📝 Editoryal Not:
COVID-19 pandemisinin sağlık üzerindeki etkileri yalnızca enfeksiyonla sınırlı kalmamış; kalp-damar sağlığı üzerinde de önemli sonuçlar doğurmuştur. Son araştırmalar, özellikle 25-44 yaş arası bireylerde kalp krizi görülme oranlarında belirgin bir artış olduğunu göstermektedir. Bu basın bülteni, kalp krizinin erken belirtileri, risk faktörleri ve COVID-19 sonrası artış eğilimi üzerine bilimsel bulgular eşliğinde farkındalık yaratmayı amaçlıyor. Sağlık profesyonelleri için, genç erişkin yaş grubunda artan kardiyovasküler riskleri göz ardı etmemek adına önemli ipuçları sunmaktadır.

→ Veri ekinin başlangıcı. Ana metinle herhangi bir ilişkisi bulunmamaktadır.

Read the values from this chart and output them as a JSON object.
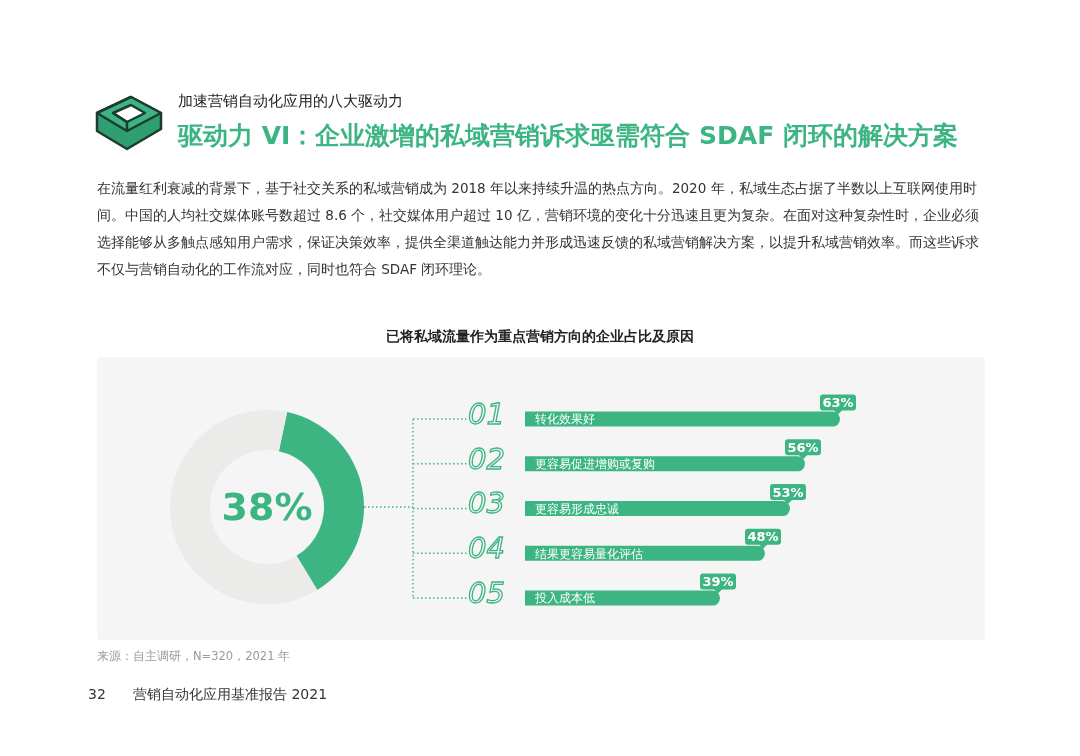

Son dönem verilerine göre, COVID-19 pandemisiyle birlikte 25 ila 44 yaş arasındaki bireylerde kalp krizi oranı yaklaşık %30 oranında artış göstermiştir. Bu dikkat çekici artış, özellikle genç erişkin yaş grubunda kardiyovasküler risklerin yeniden değerlendirilmesini gerektirmektedir.

İstinye Üniversitesi Tıp Fakültesi Kalp ve Damar Cerrahisi Anabilim Dalı Başkanı Prof. Dr. Mustafa Bilge Erdoğan, kalp krizlerinin çoğu zaman öncesinde bazı klinik sinyaller verdiğini vurguluyor. Yapılan çalışmalara göre, kalp krizi geçiren hastaların yaklaşık %50-70’inde krizden birkaç gün veya hafta önce göğüs ağrısı, nefes darlığı, çarpıntı, halsizlik gibi semptomlar gözlenebiliyor. Ancak özellikle diyabetik bireyler ve yaşlılarda semptom vermeden gelişen “sessiz” kalp krizleri de önemli bir risk oluşturuyor.

Prof. Dr. Erdoğan, “Hastaların %25-30’u hiçbir ön belirti göstermeden kalp krizi geçirebilir. Hatta bazı hastalarda kriz yalnızca EKG ya da görüntüleme sırasında tesadüfen saptanabilir,” diyerek, proaktif taramanın önemine dikkat çekiyor.

Kalp krizi belirtileri genellikle eforla gelen göğüs ağrısı, sırta ve kola yayılan baskı hissi, nefes darlığı, efor kapasitesinde düşme, gece uykudan uyandıran göğüs ağrısı gibi belirtilerle ortaya çıkar. Kadın hastalarda ise bulantı, sırt ağrısı ve açıklanamayan yorgunluk gibi daha atipik bulgular ön planda olabilir. Bu nedenle cinsiyete özgü klinik farklılıklar göz önünde bulundurulmalıdır.

Pandemi döneminde fiziksel aktivitenin azalması, sağlıksız beslenme, obezite artışı ve sağlık kontrollerinin aksatılması, kalp-damar hastalıklarında erken tanıyı zorlaştırmıştır. Aynı zamanda COVID-19 enfeksiyonunun damar duvarı iltihabına (endotel hasarına) yol açarak trombotik olaylara zemin hazırladığı bilinmektedir.

Prof. Dr. Erdoğan, “Koroner arter hastalığının erken teşhisi, kalp krizini önlemek için kritik önemdedir. Damar tıkanıklığı zamanında fark edilip tedavi edilirse, hasta normal yaşamına uzun süre devam edebilir,” şeklinde açıklıyor.

Güncel bulgular ışığında genç yaşta da kalp hastalıkları riski taşıyan bireylerin daha yakından izlenmesi, risk faktörlerinin agresif şekilde yönetilmesi ve toplum genelinde kardiyovasküler farkındalığın artırılması gereklidir.